The first mouse model of pancreatic cancer that recreates two subtypes of the human disease, has been created by scientists at Cold Spring Harbor Laboratory (CSHL). Their model will help researchers investigate why some pancreatic cancers are more aggressive, and what causes them to progress. Their model may lead the way to targeted therapies.
Their study, “Intraductal transplantation models of human pancreatic ductal adenocarcinoma reveal progressive transition of molecular subtypes,” is published in Cancer Discovery.
The most common type of pancreatic cancer, pancreatic ductal adenocarcinoma (PDAC), has a poor prognosis and little improvement in patient outcomes. Recently, molecular analyses of patient tumors have identified two subtypes of the disease that behave very differently. The first subtype known as PDAC, is slow to progress and can be responsive to chemotherapy. The second subtype is known as basal PDAC, spreads quickly but does not respond to chemotherapy.
The researchers have been studying both subtypes using three-dimensional cultures of human cancer cells called organoids, and wanted to understand how cancer cells behave inside the pancreas, where surrounding tissues influence a tumor’s growth and progression.
“To address these limitations, we sought to establish an in vivo xenograft model that could recapitulate the basal-like and classical subtypes of PDAC. As the pancreatic ducts are the sites where preinvasive pancreatic neoplasms progress in humans, we reasoned that seeding the murine pancreatic ducts system with human neoplastic cells would offer new cellular and molecular insights into the mechanisms promoting progression of this malignancy,” noted the researchers.
The researchers transplanted a panel of human patient-derived PDAC organoids into the pancreatic ductal system of immunodeficient mice.
“We can now study these two subtypes of tumors within the same microenvironment where they develop in patients,” stated David Tuveson, MD, PhD, CSHL cancer director and the Roy J. Zuckerberg professor of cancer research. “This model is now our racehorse in pancreatic cancer research, allowing us to understand what drives these cancers and investigate therapeutic strategies that target each subtype’s particular vulnerabilities.”

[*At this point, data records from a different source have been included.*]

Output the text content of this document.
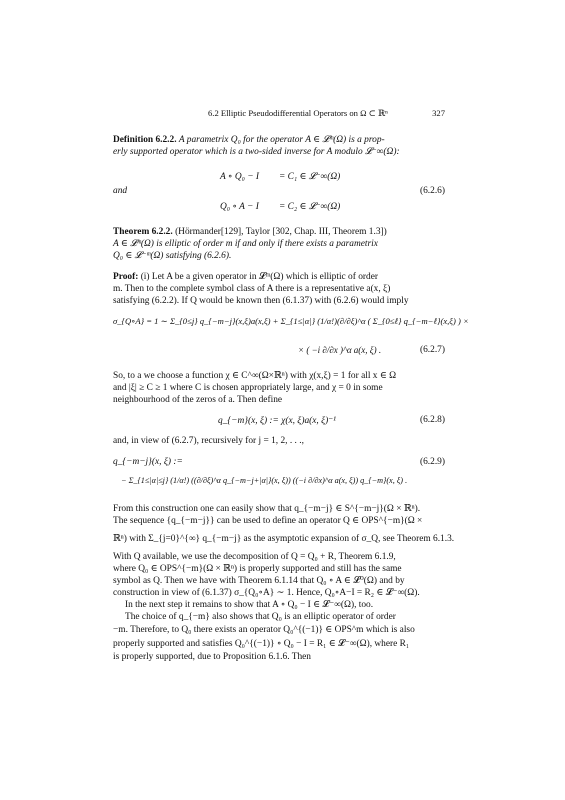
6.2 Elliptic Pseudodifferential Operators on Ω ⊂ ℝⁿ	327
Definition 6.2.2. A parametrix Q₀ for the operator A ∈ 𝓛ᵐ(Ω) is a prop-
erly supported operator which is a two-sided inverse for A modulo 𝓛⁻∞(Ω):
A ∘ Q₀ − I = C₁ ∈ 𝓛⁻∞(Ω)
and	(6.2.6)
Q₀ ∘ A − I = C₂ ∈ 𝓛⁻∞(Ω)
Theorem 6.2.2. (Hörmander[129], Taylor [302, Chap. III, Theorem 1.3])
A ∈ 𝓛ᵐ(Ω) is elliptic of order m if and only if there exists a parametrix
Q₀ ∈ 𝓛⁻ᵐ(Ω) satisfying (6.2.6).
Proof: (i) Let A be a given operator in 𝓛ᵐ(Ω) which is elliptic of order
m. Then to the complete symbol class of A there is a representative a(x, ξ)
satisfying (6.2.2). If Q would be known then (6.1.37) with (6.2.6) would imply
σ_{Q∘A} = 1 ∼ Σ_{0≤j} q_{−m−j}(x,ξ)a(x,ξ) + Σ_{1≤|α|} (1/α!)(∂/∂ξ)^α ( Σ_{0≤ℓ} q_{−m−ℓ}(x,ξ) ) ×
× ( −i ∂/∂x )^α a(x, ξ) .	(6.2.7)
So, to a we choose a function χ ∈ C^∞(Ω×ℝⁿ) with χ(x,ξ) = 1 for all x ∈ Ω
and |ξ| ≥ C ≥ 1 where C is chosen appropriately large, and χ = 0 in some
neighbourhood of the zeros of a. Then define
q_{−m}(x, ξ) := χ(x, ξ)a(x, ξ)⁻¹	(6.2.8)
and, in view of (6.2.7), recursively for j = 1, 2, . . .,
q_{−m−j}(x, ξ) :=	(6.2.9)
− Σ_{1≤|α|≤j} (1/α!) ((∂/∂ξ)^α q_{−m−j+|α|}(x, ξ)) ((−i ∂/∂x)^α a(x, ξ)) q_{−m}(x, ξ) .
From this construction one can easily show that q_{−m−j} ∈ S^{−m−j}(Ω × ℝⁿ).
The sequence {q_{−m−j}} can be used to define an operator Q ∈ OPS^{−m}(Ω ×
ℝⁿ) with Σ_{j=0}^{∞} q_{−m−j} as the asymptotic expansion of σ_Q, see Theorem 6.1.3.
With Q available, we use the decomposition of Q = Q₀ + R, Theorem 6.1.9,
where Q₀ ∈ OPS^{−m}(Ω × ℝⁿ) is properly supported and still has the same
symbol as Q. Then we have with Theorem 6.1.14 that Q₀ ∘ A ∈ 𝓛⁰(Ω) and by
construction in view of (6.1.37) σ_{Q₀∘A} ∼ 1. Hence, Q₀∘A−I = R₂ ∈ 𝓛⁻∞(Ω).
In the next step it remains to show that A ∘ Q₀ − I ∈ 𝓛⁻∞(Ω), too.
The choice of q_{−m} also shows that Q₀ is an elliptic operator of order
−m. Therefore, to Q₀ there exists an operator Q₀^{(−1)} ∈ OPS^m which is also
properly supported and satisfies Q₀^{(−1)} ∘ Q₀ − I = R₁ ∈ 𝓛⁻∞(Ω), where R₁
is properly supported, due to Proposition 6.1.6. Then
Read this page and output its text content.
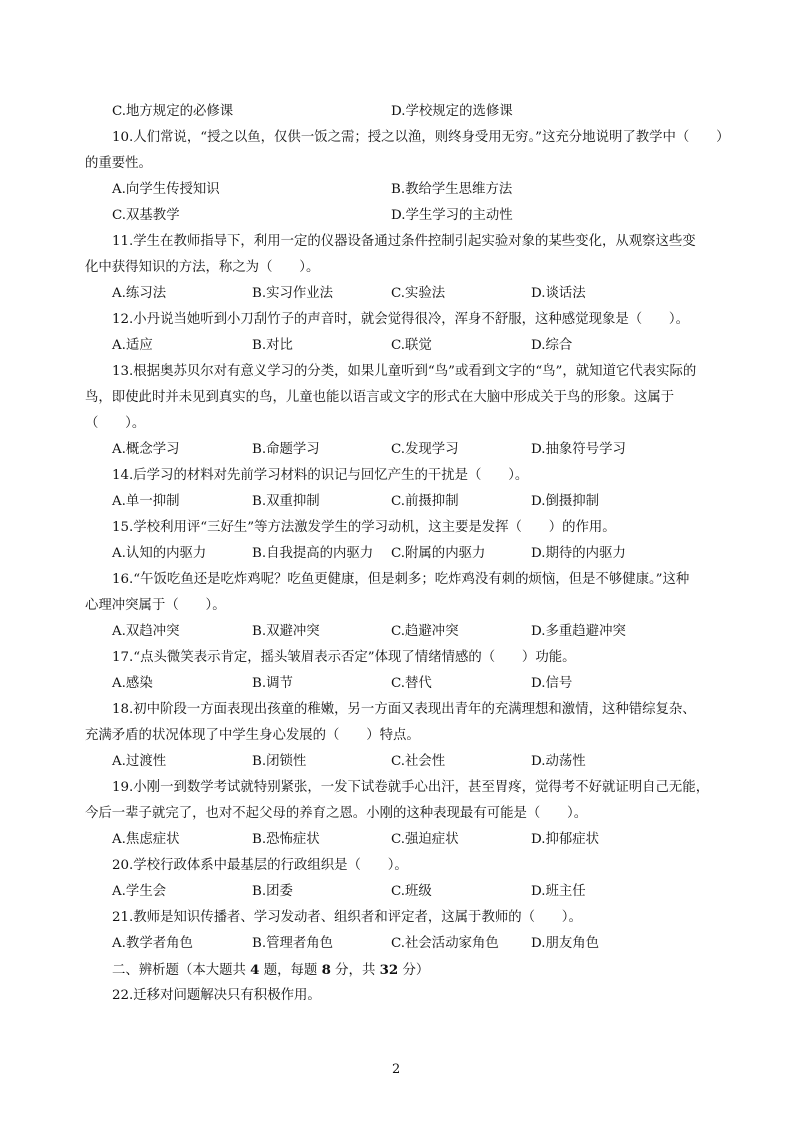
C.地方规定的必修课	D.学校规定的选修课
10.人们常说，“授之以鱼，仅供一饭之需；授之以渔，则终身受用无穷。”这充分地说明了教学中（　　）
的重要性。
A.向学生传授知识	B.教给学生思维方法
C.双基教学	D.学生学习的主动性
11.学生在教师指导下，利用一定的仪器设备通过条件控制引起实验对象的某些变化，从观察这些变
化中获得知识的方法，称之为（　　）。
A.练习法	B.实习作业法	C.实验法	D.谈话法
12.小丹说当她听到小刀刮竹子的声音时，就会觉得很冷，浑身不舒服，这种感觉现象是（　　）。
A.适应	B.对比	C.联觉	D.综合
13.根据奥苏贝尔对有意义学习的分类，如果儿童听到“鸟”或看到文字的“鸟”，就知道它代表实际的
鸟，即使此时并未见到真实的鸟，儿童也能以语言或文字的形式在大脑中形成关于鸟的形象。这属于
（　　）。
A.概念学习	B.命题学习	C.发现学习	D.抽象符号学习
14.后学习的材料对先前学习材料的识记与回忆产生的干扰是（　　）。
A.单一抑制	B.双重抑制	C.前摄抑制	D.倒摄抑制
15.学校利用评“三好生”等方法激发学生的学习动机，这主要是发挥（　　）的作用。
A.认知的内驱力	B.自我提高的内驱力 C.附属的内驱力	D.期待的内驱力
16.“午饭吃鱼还是吃炸鸡呢？吃鱼更健康，但是刺多；吃炸鸡没有刺的烦恼，但是不够健康。”这种
心理冲突属于（　　）。
A.双趋冲突	B.双避冲突	C.趋避冲突	D.多重趋避冲突
17.“点头微笑表示肯定，摇头皱眉表示否定”体现了情绪情感的（　　）功能。
A.感染	B.调节	C.替代	D.信号
18.初中阶段一方面表现出孩童的稚嫩，另一方面又表现出青年的充满理想和激情，这种错综复杂、
充满矛盾的状况体现了中学生身心发展的（　　）特点。
A.过渡性	B.闭锁性	C.社会性	D.动荡性
19.小刚一到数学考试就特别紧张，一发下试卷就手心出汗，甚至胃疼，觉得考不好就证明自己无能，
今后一辈子就完了，也对不起父母的养育之恩。小刚的这种表现最有可能是（　　）。
A.焦虑症状	B.恐怖症状	C.强迫症状	D.抑郁症状
20.学校行政体系中最基层的行政组织是（　　）。
A.学生会	B.团委	C.班级	D.班主任
21.教师是知识传播者、学习发动者、组织者和评定者，这属于教师的（　　）。
A.教学者角色	B.管理者角色	C.社会活动家角色 D.朋友角色
二、辨析题（本大题共 4 题，每题 8 分，共 32 分）
22.迁移对问题解决只有积极作用。
2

The team has found that PDAC subtype is not a fixed identity. Some of the classical tumors in the mice progressed, acquiring the invasive nature as well as the molecular features of the basal subtype. The researchers discovered that activity of the K-Ras gene, a notorious driver of many cancers, was key to determining each tumor’s nature. They were also able to identify 13 other genes whose activity surged as the classical subtype tumors became invasive.
“A patient with classical subtype has a good prognosis. Maybe if we can induce classical subtype from basal subtype, the patient will have a better chance of survival,” stated Koji Miyabayashi, a postdoctoral researcher at CSHL.